Помедлив, Зайцев протянул Ване конверт.
— И второе давай. Ты должен был взять у соседки второе письмо, которое она получила раньше, может быть, даже в прошлом году… Почерки сличить, — пояснил Ваня, наткнувшись на недоуменный взгляд Зайцева. Положив на колени письма, Ваня некоторое время всматривался в них, потом, сложив, сунул обратно в конверты.
— Ну? — не выдержал Зайцев. — Ее почерк?
— Да, похоже, она писала… Ты вот спрашиваешь, откуда мне известно содержание письма. А о чем еще можно писать по принуждению, когда нож у горла? Что все хорошо, не беспокойтесь, прекрасно себя чувствую, а главное — не вздумайте поднимать шум, бить в колокола, звонить в милицию… Ой, прости, капитан! В полицию, конечно, в полицию! Милиция, она того… Маленько опростоволосилась… А эта твоя Мартынова… Умная женщина… И мужественная.
— Неужели? — усмехнулся Зайцев.
— Понимая, что ее ожидает смерть, она нашла силы послать тебе крик о помощи. Хотя нет, какая от тебя помощь… Это было сообщение о злодействе, — Ваня положил руки на колени, подпер ладонью небритый свой подбородок, покрытый седоватой щетиной, и надолго замолчал.
Зайцев, откинувшись спиной на тонкий ствол березки, неотрывно смотрел в небо.
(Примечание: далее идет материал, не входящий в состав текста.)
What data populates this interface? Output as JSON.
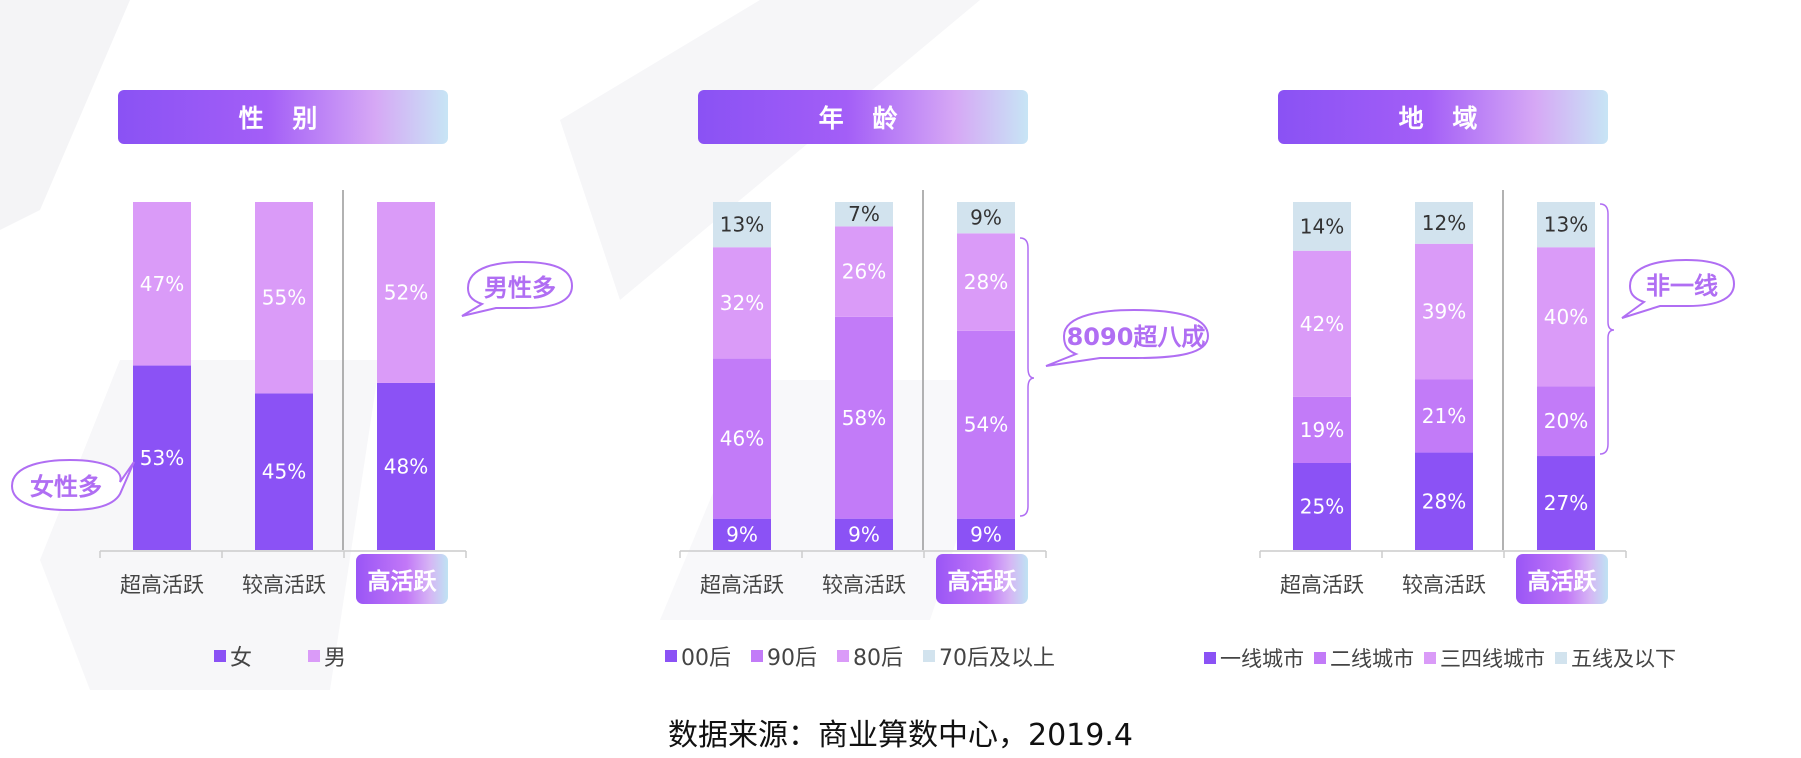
{
  "colors": {
    "purple_dark": "#8b52f5",
    "purple_mid": "#c27bf8",
    "purple_light": "#da9bf8",
    "blue_light": "#d2e3ee",
    "callout": "#b06ef3"
  },
  "charts": [
    {
      "title": "性 别",
      "callout_left": "女性多",
      "callout_right": "男性多"
    },
    {
      "title": "年 龄",
      "callout_right": "8090超八成"
    },
    {
      "title": "地 域",
      "callout_right": "非一线"
    }
  ],
  "chart_data": [
    {
      "type": "bar",
      "stacked": true,
      "normalized": true,
      "title": "性 别",
      "categories": [
        "超高活跃",
        "较高活跃",
        "高活跃"
      ],
      "highlight_category": "高活跃",
      "legend_position": "bottom",
      "series": [
        {
          "name": "女",
          "values": [
            53,
            45,
            48
          ],
          "color": "#8b52f5",
          "label_color": "#ffffff"
        },
        {
          "name": "男",
          "values": [
            47,
            55,
            52
          ],
          "color": "#da9bf8",
          "label_color": "#ffffff"
        }
      ]
    },
    {
      "type": "bar",
      "stacked": true,
      "normalized": true,
      "title": "年 龄",
      "categories": [
        "超高活跃",
        "较高活跃",
        "高活跃"
      ],
      "highlight_category": "高活跃",
      "legend_position": "bottom",
      "series": [
        {
          "name": "00后",
          "values": [
            9,
            9,
            9
          ],
          "color": "#8b52f5",
          "label_color": "#ffffff"
        },
        {
          "name": "90后",
          "values": [
            46,
            58,
            54
          ],
          "color": "#c27bf8",
          "label_color": "#ffffff"
        },
        {
          "name": "80后",
          "values": [
            32,
            26,
            28
          ],
          "color": "#da9bf8",
          "label_color": "#ffffff"
        },
        {
          "name": "70后及以上",
          "values": [
            13,
            7,
            9
          ],
          "color": "#d2e3ee",
          "label_color": "#333333"
        }
      ]
    },
    {
      "type": "bar",
      "stacked": true,
      "normalized": true,
      "title": "地 域",
      "categories": [
        "超高活跃",
        "较高活跃",
        "高活跃"
      ],
      "highlight_category": "高活跃",
      "legend_position": "bottom",
      "series": [
        {
          "name": "一线城市",
          "values": [
            25,
            28,
            27
          ],
          "color": "#8b52f5",
          "label_color": "#ffffff"
        },
        {
          "name": "二线城市",
          "values": [
            19,
            21,
            20
          ],
          "color": "#c27bf8",
          "label_color": "#ffffff"
        },
        {
          "name": "三四线城市",
          "values": [
            42,
            39,
            40
          ],
          "color": "#da9bf8",
          "label_color": "#ffffff"
        },
        {
          "name": "五线及以下",
          "values": [
            14,
            12,
            13
          ],
          "color": "#d2e3ee",
          "label_color": "#333333"
        }
      ]
    }
  ],
  "source": "数据来源：商业算数中心，2019.4"
}
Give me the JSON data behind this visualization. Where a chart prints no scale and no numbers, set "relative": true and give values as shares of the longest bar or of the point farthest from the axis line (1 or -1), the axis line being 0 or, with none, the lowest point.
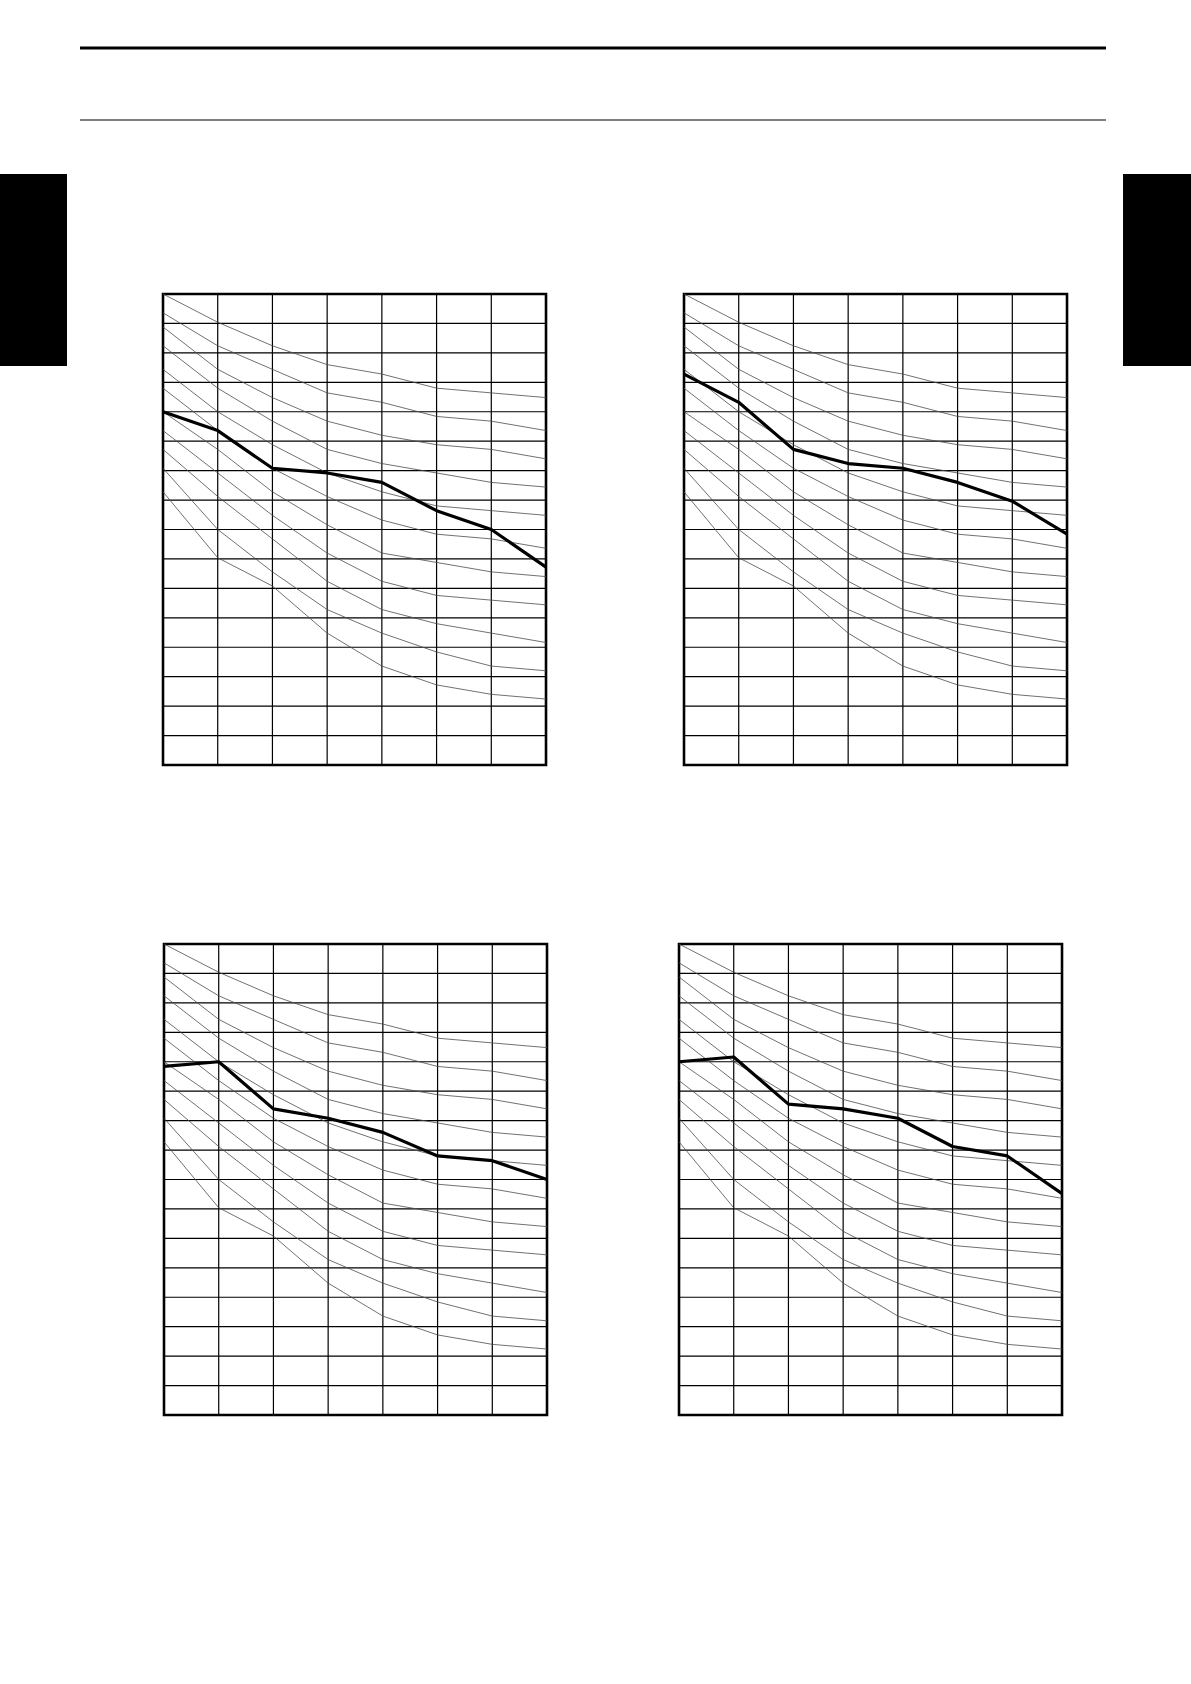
{
  "chart_data": [
    {
      "type": "line",
      "relative": true,
      "grid": true,
      "categories": [
        null,
        null,
        null,
        null,
        null,
        null,
        null,
        null
      ],
      "series": [
        {
          "color": "#4d4d4d",
          "values": [
            1.0,
            0.94,
            0.89,
            0.85,
            0.83,
            0.8,
            0.79,
            0.78
          ]
        },
        {
          "color": "#4d4d4d",
          "values": [
            0.96,
            0.89,
            0.84,
            0.79,
            0.77,
            0.74,
            0.73,
            0.71
          ]
        },
        {
          "color": "#4d4d4d",
          "values": [
            0.93,
            0.84,
            0.78,
            0.73,
            0.7,
            0.68,
            0.67,
            0.65
          ]
        },
        {
          "color": "#4d4d4d",
          "values": [
            0.89,
            0.8,
            0.73,
            0.67,
            0.64,
            0.62,
            0.6,
            0.59
          ]
        },
        {
          "color": "#4d4d4d",
          "values": [
            0.84,
            0.75,
            0.68,
            0.62,
            0.58,
            0.55,
            0.54,
            0.53
          ]
        },
        {
          "color": "#4d4d4d",
          "values": [
            0.8,
            0.71,
            0.63,
            0.57,
            0.52,
            0.49,
            0.48,
            0.46
          ]
        },
        {
          "color": "#4d4d4d",
          "values": [
            0.75,
            0.67,
            0.58,
            0.51,
            0.45,
            0.43,
            0.41,
            0.4
          ]
        },
        {
          "color": "#4d4d4d",
          "values": [
            0.71,
            0.62,
            0.53,
            0.45,
            0.39,
            0.36,
            0.35,
            0.34
          ]
        },
        {
          "color": "#4d4d4d",
          "values": [
            0.67,
            0.57,
            0.48,
            0.39,
            0.33,
            0.3,
            0.28,
            0.26
          ]
        },
        {
          "color": "#4d4d4d",
          "values": [
            0.63,
            0.5,
            0.41,
            0.33,
            0.28,
            0.24,
            0.21,
            0.2
          ]
        },
        {
          "color": "#4d4d4d",
          "values": [
            0.58,
            0.44,
            0.38,
            0.28,
            0.21,
            0.17,
            0.15,
            0.14
          ]
        },
        {
          "color": "#000000",
          "values": [
            0.75,
            0.71,
            0.63,
            0.62,
            0.6,
            0.54,
            0.5,
            0.42
          ]
        }
      ]
    },
    {
      "type": "line",
      "relative": true,
      "grid": true,
      "categories": [
        null,
        null,
        null,
        null,
        null,
        null,
        null,
        null
      ],
      "series": [
        {
          "color": "#4d4d4d",
          "values": [
            1.0,
            0.94,
            0.89,
            0.85,
            0.83,
            0.8,
            0.79,
            0.78
          ]
        },
        {
          "color": "#4d4d4d",
          "values": [
            0.96,
            0.89,
            0.84,
            0.79,
            0.77,
            0.74,
            0.73,
            0.71
          ]
        },
        {
          "color": "#4d4d4d",
          "values": [
            0.93,
            0.84,
            0.78,
            0.73,
            0.7,
            0.68,
            0.67,
            0.65
          ]
        },
        {
          "color": "#4d4d4d",
          "values": [
            0.89,
            0.8,
            0.73,
            0.67,
            0.64,
            0.62,
            0.6,
            0.59
          ]
        },
        {
          "color": "#4d4d4d",
          "values": [
            0.84,
            0.75,
            0.68,
            0.62,
            0.58,
            0.55,
            0.54,
            0.53
          ]
        },
        {
          "color": "#4d4d4d",
          "values": [
            0.8,
            0.71,
            0.63,
            0.57,
            0.52,
            0.49,
            0.48,
            0.46
          ]
        },
        {
          "color": "#4d4d4d",
          "values": [
            0.75,
            0.67,
            0.58,
            0.51,
            0.45,
            0.43,
            0.41,
            0.4
          ]
        },
        {
          "color": "#4d4d4d",
          "values": [
            0.71,
            0.62,
            0.53,
            0.45,
            0.39,
            0.36,
            0.35,
            0.34
          ]
        },
        {
          "color": "#4d4d4d",
          "values": [
            0.67,
            0.57,
            0.48,
            0.39,
            0.33,
            0.3,
            0.28,
            0.26
          ]
        },
        {
          "color": "#4d4d4d",
          "values": [
            0.63,
            0.5,
            0.41,
            0.33,
            0.28,
            0.24,
            0.21,
            0.2
          ]
        },
        {
          "color": "#4d4d4d",
          "values": [
            0.58,
            0.44,
            0.38,
            0.28,
            0.21,
            0.17,
            0.15,
            0.14
          ]
        },
        {
          "color": "#000000",
          "values": [
            0.83,
            0.77,
            0.67,
            0.64,
            0.63,
            0.6,
            0.56,
            0.49
          ]
        }
      ]
    },
    {
      "type": "line",
      "relative": true,
      "grid": true,
      "categories": [
        null,
        null,
        null,
        null,
        null,
        null,
        null,
        null
      ],
      "series": [
        {
          "color": "#4d4d4d",
          "values": [
            1.0,
            0.94,
            0.89,
            0.85,
            0.83,
            0.8,
            0.79,
            0.78
          ]
        },
        {
          "color": "#4d4d4d",
          "values": [
            0.96,
            0.89,
            0.84,
            0.79,
            0.77,
            0.74,
            0.73,
            0.71
          ]
        },
        {
          "color": "#4d4d4d",
          "values": [
            0.93,
            0.84,
            0.78,
            0.73,
            0.7,
            0.68,
            0.67,
            0.65
          ]
        },
        {
          "color": "#4d4d4d",
          "values": [
            0.89,
            0.8,
            0.73,
            0.67,
            0.64,
            0.62,
            0.6,
            0.59
          ]
        },
        {
          "color": "#4d4d4d",
          "values": [
            0.84,
            0.75,
            0.68,
            0.62,
            0.58,
            0.55,
            0.54,
            0.53
          ]
        },
        {
          "color": "#4d4d4d",
          "values": [
            0.8,
            0.71,
            0.63,
            0.57,
            0.52,
            0.49,
            0.48,
            0.46
          ]
        },
        {
          "color": "#4d4d4d",
          "values": [
            0.75,
            0.67,
            0.58,
            0.51,
            0.45,
            0.43,
            0.41,
            0.4
          ]
        },
        {
          "color": "#4d4d4d",
          "values": [
            0.71,
            0.62,
            0.53,
            0.45,
            0.39,
            0.36,
            0.35,
            0.34
          ]
        },
        {
          "color": "#4d4d4d",
          "values": [
            0.67,
            0.57,
            0.48,
            0.39,
            0.33,
            0.3,
            0.28,
            0.26
          ]
        },
        {
          "color": "#4d4d4d",
          "values": [
            0.63,
            0.5,
            0.41,
            0.33,
            0.28,
            0.24,
            0.21,
            0.2
          ]
        },
        {
          "color": "#4d4d4d",
          "values": [
            0.58,
            0.44,
            0.38,
            0.28,
            0.21,
            0.17,
            0.15,
            0.14
          ]
        },
        {
          "color": "#000000",
          "values": [
            0.74,
            0.75,
            0.65,
            0.63,
            0.6,
            0.55,
            0.54,
            0.5
          ]
        }
      ]
    },
    {
      "type": "line",
      "relative": true,
      "grid": true,
      "categories": [
        null,
        null,
        null,
        null,
        null,
        null,
        null,
        null
      ],
      "series": [
        {
          "color": "#4d4d4d",
          "values": [
            1.0,
            0.94,
            0.89,
            0.85,
            0.83,
            0.8,
            0.79,
            0.78
          ]
        },
        {
          "color": "#4d4d4d",
          "values": [
            0.96,
            0.89,
            0.84,
            0.79,
            0.77,
            0.74,
            0.73,
            0.71
          ]
        },
        {
          "color": "#4d4d4d",
          "values": [
            0.93,
            0.84,
            0.78,
            0.73,
            0.7,
            0.68,
            0.67,
            0.65
          ]
        },
        {
          "color": "#4d4d4d",
          "values": [
            0.89,
            0.8,
            0.73,
            0.67,
            0.64,
            0.62,
            0.6,
            0.59
          ]
        },
        {
          "color": "#4d4d4d",
          "values": [
            0.84,
            0.75,
            0.68,
            0.62,
            0.58,
            0.55,
            0.54,
            0.53
          ]
        },
        {
          "color": "#4d4d4d",
          "values": [
            0.8,
            0.71,
            0.63,
            0.57,
            0.52,
            0.49,
            0.48,
            0.46
          ]
        },
        {
          "color": "#4d4d4d",
          "values": [
            0.75,
            0.67,
            0.58,
            0.51,
            0.45,
            0.43,
            0.41,
            0.4
          ]
        },
        {
          "color": "#4d4d4d",
          "values": [
            0.71,
            0.62,
            0.53,
            0.45,
            0.39,
            0.36,
            0.35,
            0.34
          ]
        },
        {
          "color": "#4d4d4d",
          "values": [
            0.67,
            0.57,
            0.48,
            0.39,
            0.33,
            0.3,
            0.28,
            0.26
          ]
        },
        {
          "color": "#4d4d4d",
          "values": [
            0.63,
            0.5,
            0.41,
            0.33,
            0.28,
            0.24,
            0.21,
            0.2
          ]
        },
        {
          "color": "#4d4d4d",
          "values": [
            0.58,
            0.44,
            0.38,
            0.28,
            0.21,
            0.17,
            0.15,
            0.14
          ]
        },
        {
          "color": "#000000",
          "values": [
            0.75,
            0.76,
            0.66,
            0.65,
            0.63,
            0.57,
            0.55,
            0.47
          ]
        }
      ]
    }
  ]
}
По его лицу проносились легкие тени от листвы, солнечные зайчики, и казалось, ничто его не тревожит в это солнечное утро в районе сорокового километра Минского шоссе. И только желваки, нервно подрагивающие под его тонкой кожей, выдавали истинное состояние следователя.
— Давай, Ваня, говори, — наконец произнес он.
— А что ты хочешь от меня услышать, капитан?
— Правду, только правду, ничего кроме правды!
— Так я вроде того, что…
— Не надо, Ваня… — устало проговорил Зайцев. — Давай выкладывай… С чего ты взял, что письмо написано по принуждению, или, как ты выразился, с ножом у горла?
— Прежде всего, конечно, палец. Ты мне сказал, что дома ее нет, что она в деревне, звонила оттуда, но слышимость была плохая.